GUIDES — How-to for the Observability Platform¶

Task recipes. Architecture: HLD · components: LLD · operations: RUNBOOK · SSO: SSO-AUTH0. Edit files under observability/cloud/ in the repo, then deploy per RUNBOOK §1.

G1. Add a synthetic target (monitor a new URL)¶

Edit observability/cloud/prometheus/prometheus.yml, job blackbox-http (public sites, strict 2xx) or blackbox-edge (infra, allows 4xx):

    static_configs:
      - targets:
          - https://app.tlsstress.art
          - https://your-new-url.tlsstress.art   # ← add

Deploy + reload: scp … && docker compose kill -s SIGHUP prometheus. It appears in Cloud — Overview and SLO dashboards automatically (they template by instance).

G2. Add an alert rule¶

Append to observability/cloud/prometheus/alerts.yml under a group:

      - alert: MyAlert
        expr: <promql> > <threshold>
        for: 10m
        labels: { severity: warning }
        annotations: { summary: "..." }

Deploy + docker compose kill -s SIGHUP prometheus. Check …/grafana → Alerting, or http://prometheus:9090/rules (internal).
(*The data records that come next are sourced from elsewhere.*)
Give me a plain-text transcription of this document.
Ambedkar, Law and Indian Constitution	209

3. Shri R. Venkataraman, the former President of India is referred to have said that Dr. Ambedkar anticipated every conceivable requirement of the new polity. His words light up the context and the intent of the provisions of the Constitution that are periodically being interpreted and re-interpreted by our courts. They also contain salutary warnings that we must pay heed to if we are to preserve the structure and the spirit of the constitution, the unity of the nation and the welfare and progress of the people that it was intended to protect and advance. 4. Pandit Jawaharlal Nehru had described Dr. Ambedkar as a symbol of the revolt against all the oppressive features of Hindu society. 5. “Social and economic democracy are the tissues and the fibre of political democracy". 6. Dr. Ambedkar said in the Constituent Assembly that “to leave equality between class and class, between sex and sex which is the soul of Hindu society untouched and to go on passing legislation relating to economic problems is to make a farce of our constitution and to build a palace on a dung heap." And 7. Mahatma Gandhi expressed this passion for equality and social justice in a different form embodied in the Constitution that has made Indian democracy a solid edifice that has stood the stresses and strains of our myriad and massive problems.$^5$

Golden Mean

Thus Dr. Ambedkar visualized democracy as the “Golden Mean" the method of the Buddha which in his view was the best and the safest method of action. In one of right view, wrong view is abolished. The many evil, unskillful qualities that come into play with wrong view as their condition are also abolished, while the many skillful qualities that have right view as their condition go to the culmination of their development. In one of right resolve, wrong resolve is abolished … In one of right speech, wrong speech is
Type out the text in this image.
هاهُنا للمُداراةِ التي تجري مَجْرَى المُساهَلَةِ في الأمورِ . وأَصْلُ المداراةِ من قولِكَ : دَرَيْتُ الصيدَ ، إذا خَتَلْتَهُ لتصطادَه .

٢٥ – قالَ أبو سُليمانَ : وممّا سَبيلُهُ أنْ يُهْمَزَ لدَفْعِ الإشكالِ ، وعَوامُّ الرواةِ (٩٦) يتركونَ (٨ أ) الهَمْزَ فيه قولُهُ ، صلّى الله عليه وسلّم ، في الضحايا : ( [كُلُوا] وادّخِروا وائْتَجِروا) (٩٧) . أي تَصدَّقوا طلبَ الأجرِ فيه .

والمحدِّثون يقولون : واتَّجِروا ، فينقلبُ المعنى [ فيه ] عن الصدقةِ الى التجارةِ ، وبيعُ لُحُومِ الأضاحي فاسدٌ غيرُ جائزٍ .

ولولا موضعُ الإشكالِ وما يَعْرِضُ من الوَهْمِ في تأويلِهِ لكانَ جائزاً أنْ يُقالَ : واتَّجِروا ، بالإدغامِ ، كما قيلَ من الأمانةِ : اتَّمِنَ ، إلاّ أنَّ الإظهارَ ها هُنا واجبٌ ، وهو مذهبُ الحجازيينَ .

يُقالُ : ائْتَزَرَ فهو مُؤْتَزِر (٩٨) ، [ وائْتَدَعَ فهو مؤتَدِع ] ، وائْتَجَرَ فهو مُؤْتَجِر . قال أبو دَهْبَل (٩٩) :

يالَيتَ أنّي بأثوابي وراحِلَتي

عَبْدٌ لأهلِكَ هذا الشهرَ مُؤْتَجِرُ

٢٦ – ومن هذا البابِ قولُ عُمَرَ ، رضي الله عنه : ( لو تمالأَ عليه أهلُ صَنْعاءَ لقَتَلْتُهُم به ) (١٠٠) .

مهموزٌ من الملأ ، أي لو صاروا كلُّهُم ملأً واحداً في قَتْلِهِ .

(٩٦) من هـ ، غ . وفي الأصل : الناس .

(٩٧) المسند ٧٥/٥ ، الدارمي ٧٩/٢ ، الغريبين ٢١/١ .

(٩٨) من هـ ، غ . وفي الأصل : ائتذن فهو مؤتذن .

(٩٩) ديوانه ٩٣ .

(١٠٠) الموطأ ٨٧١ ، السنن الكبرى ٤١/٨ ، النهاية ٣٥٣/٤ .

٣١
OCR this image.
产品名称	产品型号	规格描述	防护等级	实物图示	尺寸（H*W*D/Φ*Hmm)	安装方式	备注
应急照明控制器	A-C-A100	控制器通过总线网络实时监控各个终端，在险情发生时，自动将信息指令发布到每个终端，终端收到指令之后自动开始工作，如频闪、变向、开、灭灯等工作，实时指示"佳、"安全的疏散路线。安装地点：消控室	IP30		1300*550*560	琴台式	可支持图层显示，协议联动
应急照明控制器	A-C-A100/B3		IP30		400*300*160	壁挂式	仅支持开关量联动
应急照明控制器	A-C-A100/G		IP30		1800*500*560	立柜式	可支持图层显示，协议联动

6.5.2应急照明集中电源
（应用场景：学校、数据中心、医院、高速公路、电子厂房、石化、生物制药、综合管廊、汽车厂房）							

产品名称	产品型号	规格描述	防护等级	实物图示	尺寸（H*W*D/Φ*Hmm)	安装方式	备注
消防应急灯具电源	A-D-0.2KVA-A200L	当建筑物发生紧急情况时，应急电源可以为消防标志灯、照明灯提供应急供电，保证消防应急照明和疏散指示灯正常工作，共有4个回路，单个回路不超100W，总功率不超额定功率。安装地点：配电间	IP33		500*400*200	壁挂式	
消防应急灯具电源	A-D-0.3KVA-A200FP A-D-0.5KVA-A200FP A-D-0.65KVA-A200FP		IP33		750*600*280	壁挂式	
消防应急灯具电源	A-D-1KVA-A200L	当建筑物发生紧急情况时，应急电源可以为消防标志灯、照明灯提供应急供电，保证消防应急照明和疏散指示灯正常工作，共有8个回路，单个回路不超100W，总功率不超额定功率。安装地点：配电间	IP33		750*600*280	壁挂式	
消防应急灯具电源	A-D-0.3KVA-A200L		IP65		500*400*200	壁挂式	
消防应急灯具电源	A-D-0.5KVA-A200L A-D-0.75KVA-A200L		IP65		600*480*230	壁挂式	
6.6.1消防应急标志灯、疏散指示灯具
Wire a contact point (Slack/email/webhook) in Grafana → Alerting → Contact points.

G3. Add a dashboard¶

Drop a Grafana dashboard JSON into observability/cloud/grafana/dashboards/. Rules: unique uid, datasource refs by uid (prometheus/loki/tempo/cloudwatch), schemaVersion: 39. Validate locally: python3 -c "import json;json.load(open('x.json'))". scp to /opt/obs/grafana/dashboards/ — provisioner picks it up in ~10s.

To export one you built in the UI: Dashboard → Share → Export → Save to file, then commit it (set a stable uid).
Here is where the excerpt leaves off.